Questo è quello che avevo da scrivervi sulla mia esperienza con l'Orchestra Sinfonica di Roma, esperienza difficile da dimenticare. Per maggiori info, hanno scritto di questi spettacoli su Il Tempo, Il Giornale, Ansa, Rainews e alcune importanti riviste di musica (i giornalisti sono stati con noi per tutto il tempo), pagine web cinesi (qui, qui, qui, qui e qui) e italiane (qui e qui), solo per citarne alcune (d'altronde, come ho detto e ripeto, il tutto ha ovviamente un fine commerciale e di mercato, un grosso investimento per un altrettanto grosso ritorno di immagine e finanziario ).

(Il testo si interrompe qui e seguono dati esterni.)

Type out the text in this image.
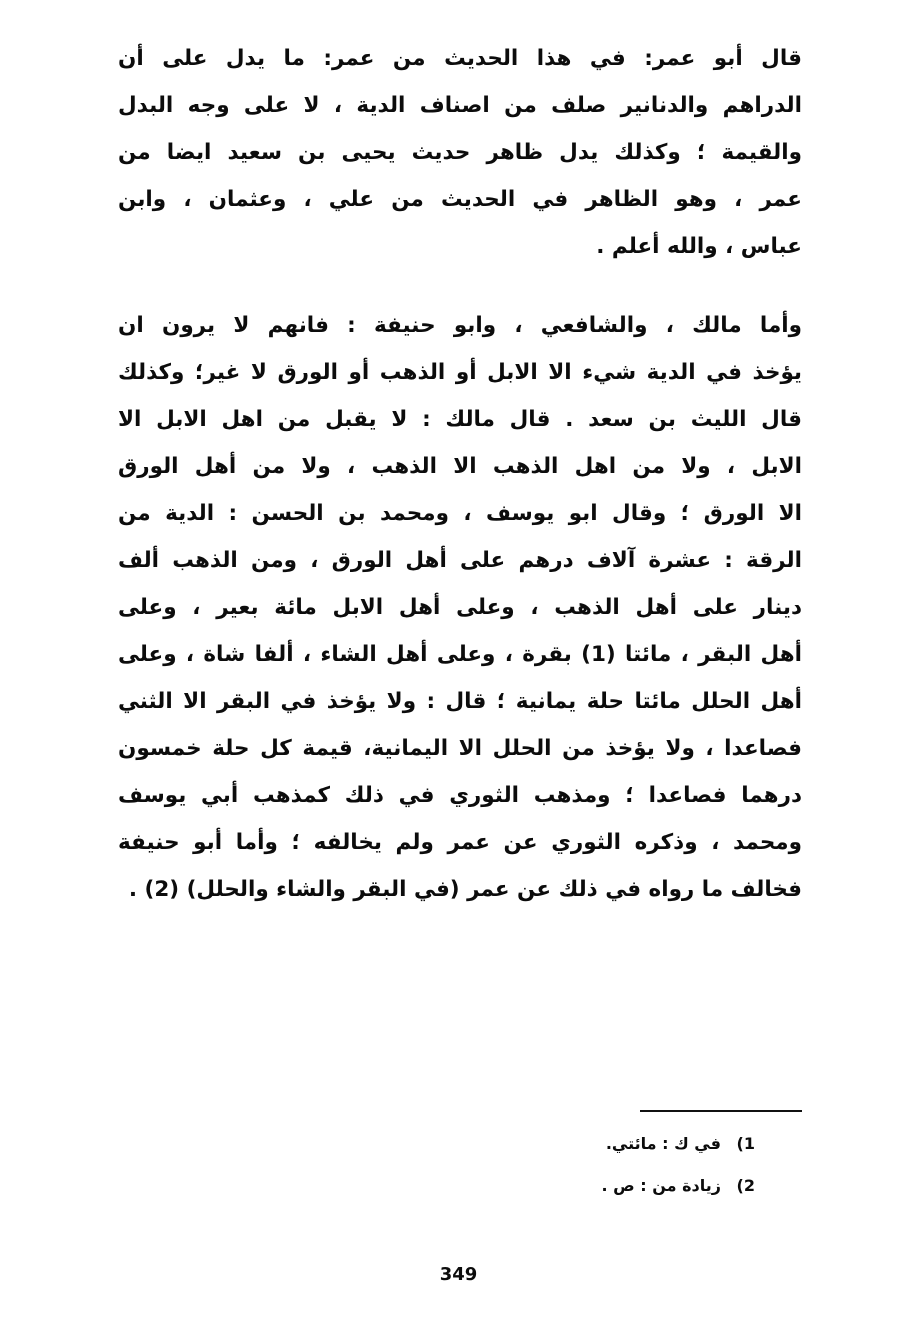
قال أبو عمر: في هذا الحديث من عمر: ما يدل على أن
الدراهم والدنانير صلف من اصناف الدية ، لا على وجه البدل
والقيمة ؛ وكذلك يدل ظاهر حديث يحيى بن سعيد ايضا من
عمر ، وهو الظاهر في الحديث من علي ، وعثمان ، وابن
عباس ، والله أعلم .
وأما مالك ، والشافعي ، وابو حنيفة : فانهم لا يرون ان
يؤخذ في الدية شيء الا الابل أو الذهب أو الورق لا غير؛ وكذلك
قال الليث بن سعد . قال مالك : لا يقبل من اهل الابل الا
الابل ، ولا من اهل الذهب الا الذهب ، ولا من أهل الورق
الا الورق ؛ وقال ابو يوسف ، ومحمد بن الحسن : الدية من
الرقة : عشرة آلاف درهم على أهل الورق ، ومن الذهب ألف
دينار على أهل الذهب ، وعلى أهل الابل مائة بعير ، وعلى
أهل البقر ، مائتا (1) بقرة ، وعلى أهل الشاء ، ألفا شاة ، وعلى
أهل الحلل مائتا حلة يمانية ؛ قال : ولا يؤخذ في البقر الا الثني
فصاعدا ، ولا يؤخذ من الحلل الا اليمانية، قيمة كل حلة خمسون
درهما فصاعدا ؛ ومذهب الثوري في ذلك كمذهب أبي يوسف
ومحمد ، وذكره الثوري عن عمر ولم يخالفه ؛ وأما أبو حنيفة
فخالف ما رواه في ذلك عن عمر (في البقر والشاء والحلل) (2) .
1) في ك : مائتي.
2) زيادة من : ص .
349
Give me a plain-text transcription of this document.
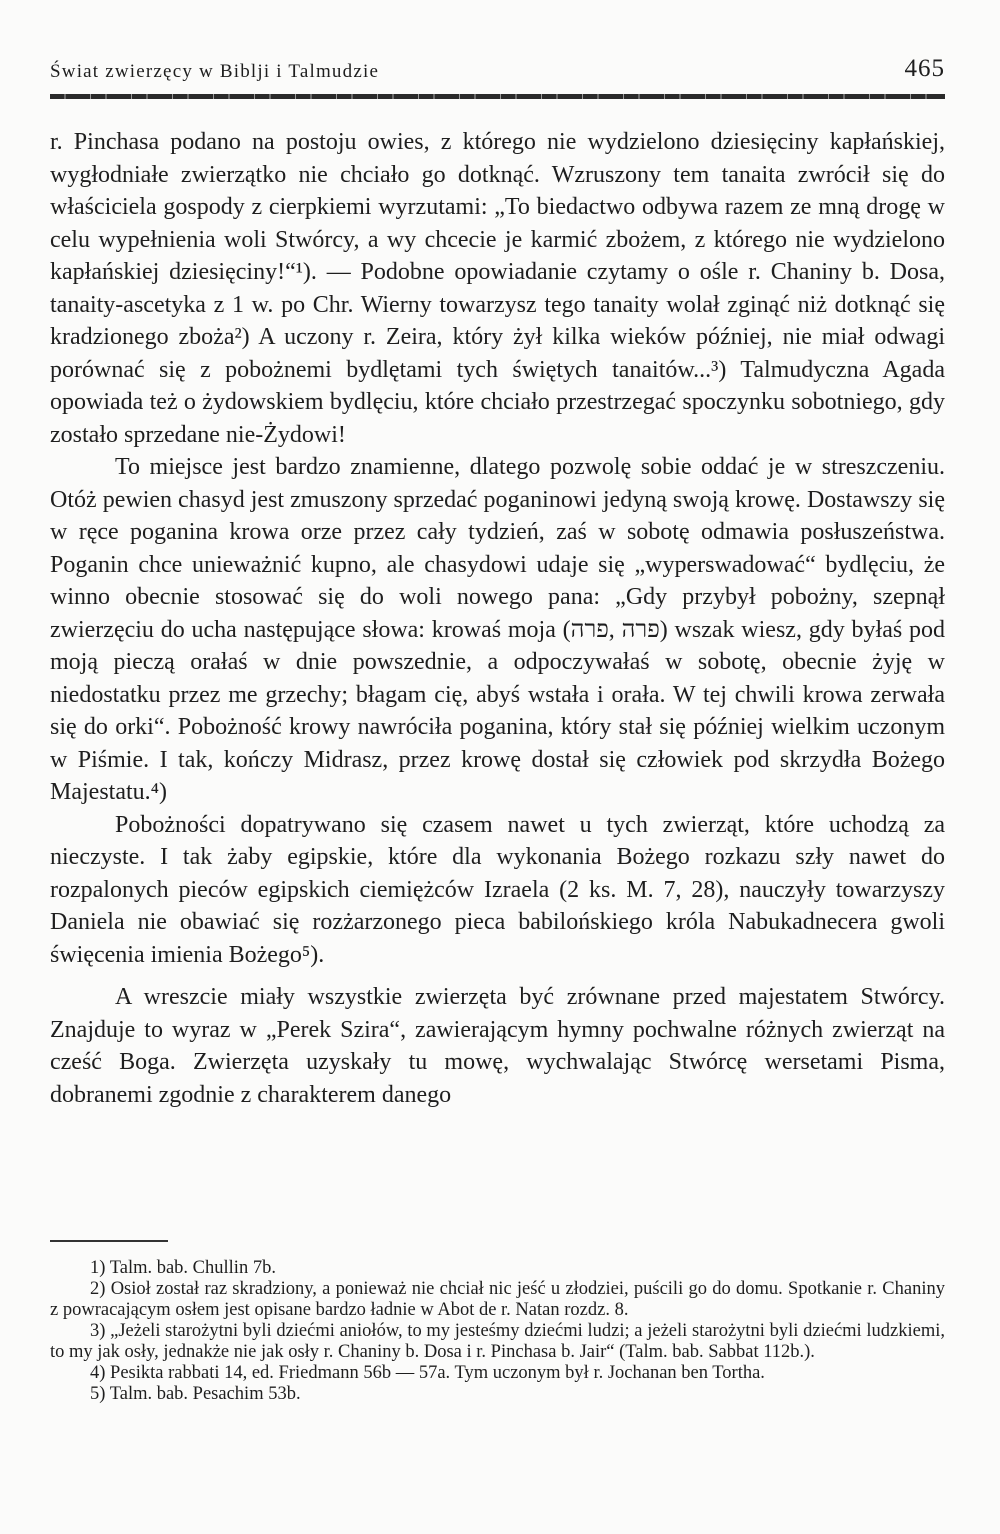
Świat zwierzęcy w Biblji i Talmudzie	465

r. Pinchasa podano na postoju owies, z którego nie wydzielono dziesięciny kapłańskiej, wygłodniałe zwierzątko nie chciało go dotknąć. Wzruszony tem tanaita zwrócił się do właściciela gospody z cierpkiemi wyrzutami: „To biedactwo odbywa razem ze mną drogę w celu wypełnienia woli Stwórcy, a wy chcecie je karmić zbożem, z którego nie wydzielono kapłańskiej dziesięciny!“¹). — Podobne opowiadanie czytamy o ośle r. Chaniny b. Dosa, tanaity-ascetyka z 1 w. po Chr. Wierny towarzysz tego tanaity wolał zginąć niż dotknąć się kradzionego zboża²) A uczony r. Zeira, który żył kilka wieków później, nie miał odwagi porównać się z pobożnemi bydlętami tych świętych tanaitów...³) Talmudyczna Agada opowiada też o żydowskiem bydlęciu, które chciało przestrzegać spoczynku sobotniego, gdy zostało sprzedane nie-Żydowi!

To miejsce jest bardzo znamienne, dlatego pozwolę sobie oddać je w streszczeniu. Otóż pewien chasyd jest zmuszony sprzedać poganinowi jedyną swoją krowę. Dostawszy się w ręce poganina krowa orze przez cały tydzień, zaś w sobotę odmawia posłuszeństwa. Poganin chce unieważnić kupno, ale chasydowi udaje się „wyperswadować“ bydlęciu, że winno obecnie stosować się do woli nowego pana: „Gdy przybył pobożny, szepnął zwierzęciu do ucha następujące słowa: krowaś moja (פרה ,פרה) wszak wiesz, gdy byłaś pod moją pieczą orałaś w dnie powszednie, a odpoczywałaś w sobotę, obecnie żyję w niedostatku przez me grzechy; błagam cię, abyś wstała i orała. W tej chwili krowa zerwała się do orki“. Pobożność krowy nawróciła poganina, który stał się później wielkim uczonym w Piśmie. I tak, kończy Midrasz, przez krowę dostał się człowiek pod skrzydła Bożego Majestatu.⁴)

Pobożności dopatrywano się czasem nawet u tych zwierząt, które uchodzą za nieczyste. I tak żaby egipskie, które dla wykonania Bożego rozkazu szły nawet do rozpalonych pieców egipskich ciemiężców Izraela (2 ks. M. 7, 28), nauczyły towarzyszy Daniela nie obawiać się rozżarzonego pieca babilońskiego króla Nabukadnecera gwoli święcenia imienia Bożego⁵).

A wreszcie miały wszystkie zwierzęta być zrównane przed majestatem Stwórcy. Znajduje to wyraz w „Perek Szira“, zawierającym hymny pochwalne różnych zwierząt na cześć Boga. Zwierzęta uzyskały tu mowę, wychwalając Stwórcę wersetami Pisma, dobranemi zgodnie z charakterem danego

1) Talm. bab. Chullin 7b.

2) Osioł został raz skradziony, a ponieważ nie chciał nic jeść u złodziei, puścili go do domu. Spotkanie r. Chaniny z powracającym osłem jest opisane bardzo ładnie w Abot de r. Natan rozdz. 8.

3) „Jeżeli starożytni byli dziećmi aniołów, to my jesteśmy dziećmi ludzi; a jeżeli starożytni byli dziećmi ludzkiemi, to my jak osły, jednakże nie jak osły r. Chaniny b. Dosa i r. Pinchasa b. Jair“ (Talm. bab. Sabbat 112b.).

4) Pesikta rabbati 14, ed. Friedmann 56b — 57a. Tym uczonym był r. Jochanan ben Tortha.

5) Talm. bab. Pesachim 53b.
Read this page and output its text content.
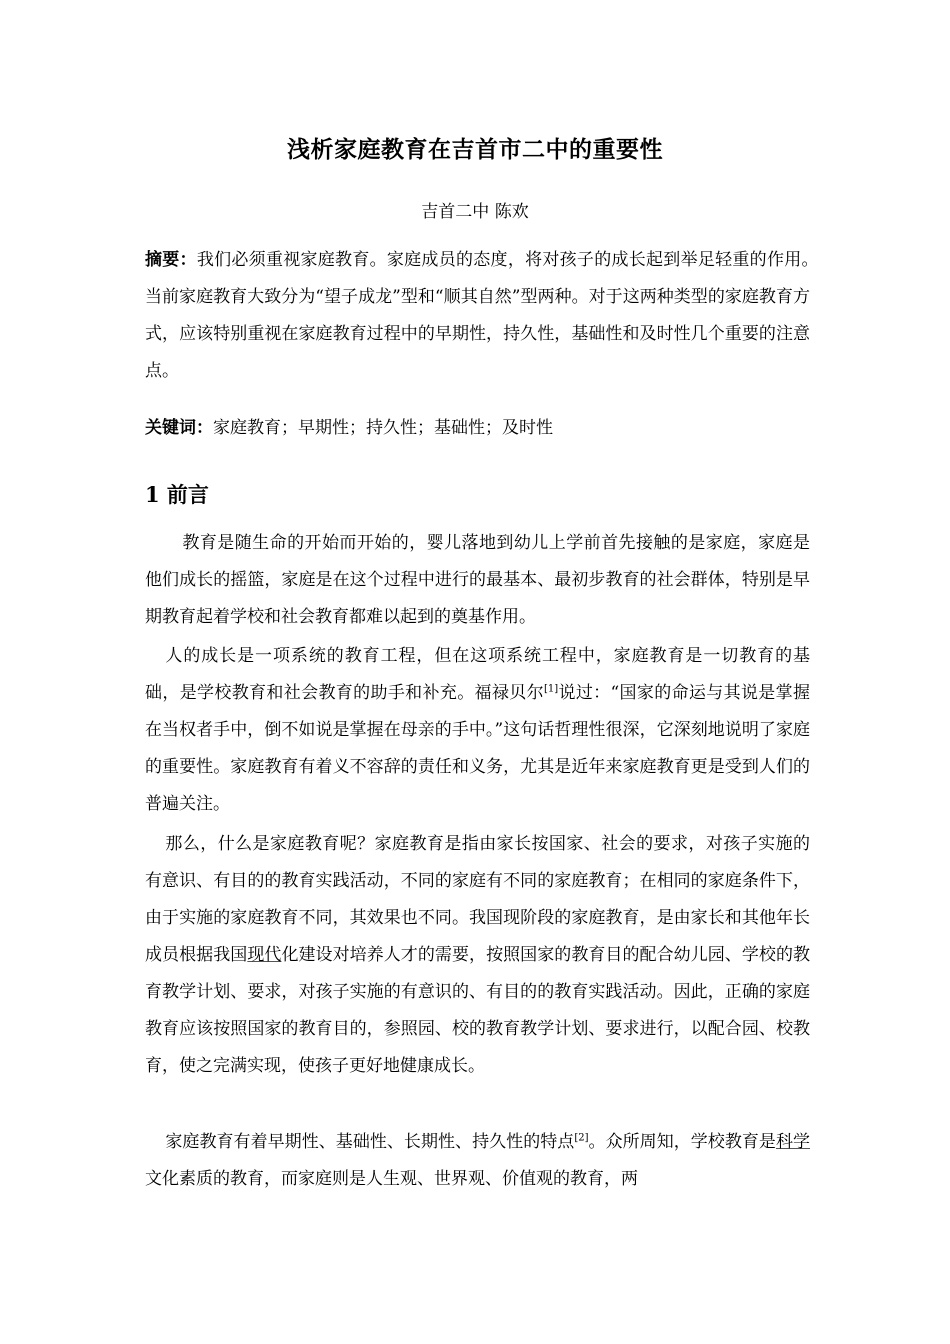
浅析家庭教育在吉首市二中的重要性
吉首二中 陈欢
摘要：我们必须重视家庭教育。家庭成员的态度，将对孩子的成长起到举足轻重的作用。　当前家庭教育大致分为“望子成龙”型和“顺其自然”型两种。对于这两种类型的家庭教育方式，应该特别重视在家庭教育过程中的早期性，持久性，基础性和及时性几个重要的注意点。
关键词：家庭教育；早期性；持久性；基础性；及时性
1 前言
教育是随生命的开始而开始的，婴儿落地到幼儿上学前首先接触的是家庭，家庭是他们成长的摇篮，家庭是在这个过程中进行的最基本、最初步教育的社会群体，特别是早期教育起着学校和社会教育都难以起到的奠基作用。
人的成长是一项系统的教育工程，但在这项系统工程中，家庭教育是一切教育的基础，是学校教育和社会教育的助手和补充。福禄贝尔[1]说过：“国家的命运与其说是掌握在当权者手中，倒不如说是掌握在母亲的手中。”这句话哲理性很深，它深刻地说明了家庭的重要性。家庭教育有着义不容辞的责任和义务，尤其是近年来家庭教育更是受到人们的普遍关注。
那么，什么是家庭教育呢？家庭教育是指由家长按国家、社会的要求，对孩子实施的有意识、有目的的教育实践活动，不同的家庭有不同的家庭教育；在相同的家庭条件下，由于实施的家庭教育不同，其效果也不同。我国现阶段的家庭教育，是由家长和其他年长成员根据我国现代化建设对培养人才的需要，按照国家的教育目的配合幼儿园、学校的教育教学计划、要求，对孩子实施的有意识的、有目的的教育实践活动。因此，正确的家庭教育应该按照国家的教育目的，参照园、校的教育教学计划、要求进行，以配合园、校教育，使之完满实现，使孩子更好地健康成长。
家庭教育有着早期性、基础性、长期性、持久性的特点[2]。众所周知，学校教育是科学文化素质的教育，而家庭则是人生观、世界观、价值观的教育，两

E ora basta interpreti per un po'. Torno a fare il dottorando. E ad ascoltare musica classica su YouTube. Viva Verdi, viva Puccini, viva Rossini, evviva l'Italia sinfonica!

1 Comments:

At 6:44 PM, Anonymous Anonymous said...

bellissima la tua esperienza. mi hai ricordato che essere italiani non è così negativo!a volte quando dico che sono italiana mi sento quasi sulla difensiva quando l'altra persona mi risponde: "ah!italian!". però è vero, alla fine poi piacciamo a tutti!:)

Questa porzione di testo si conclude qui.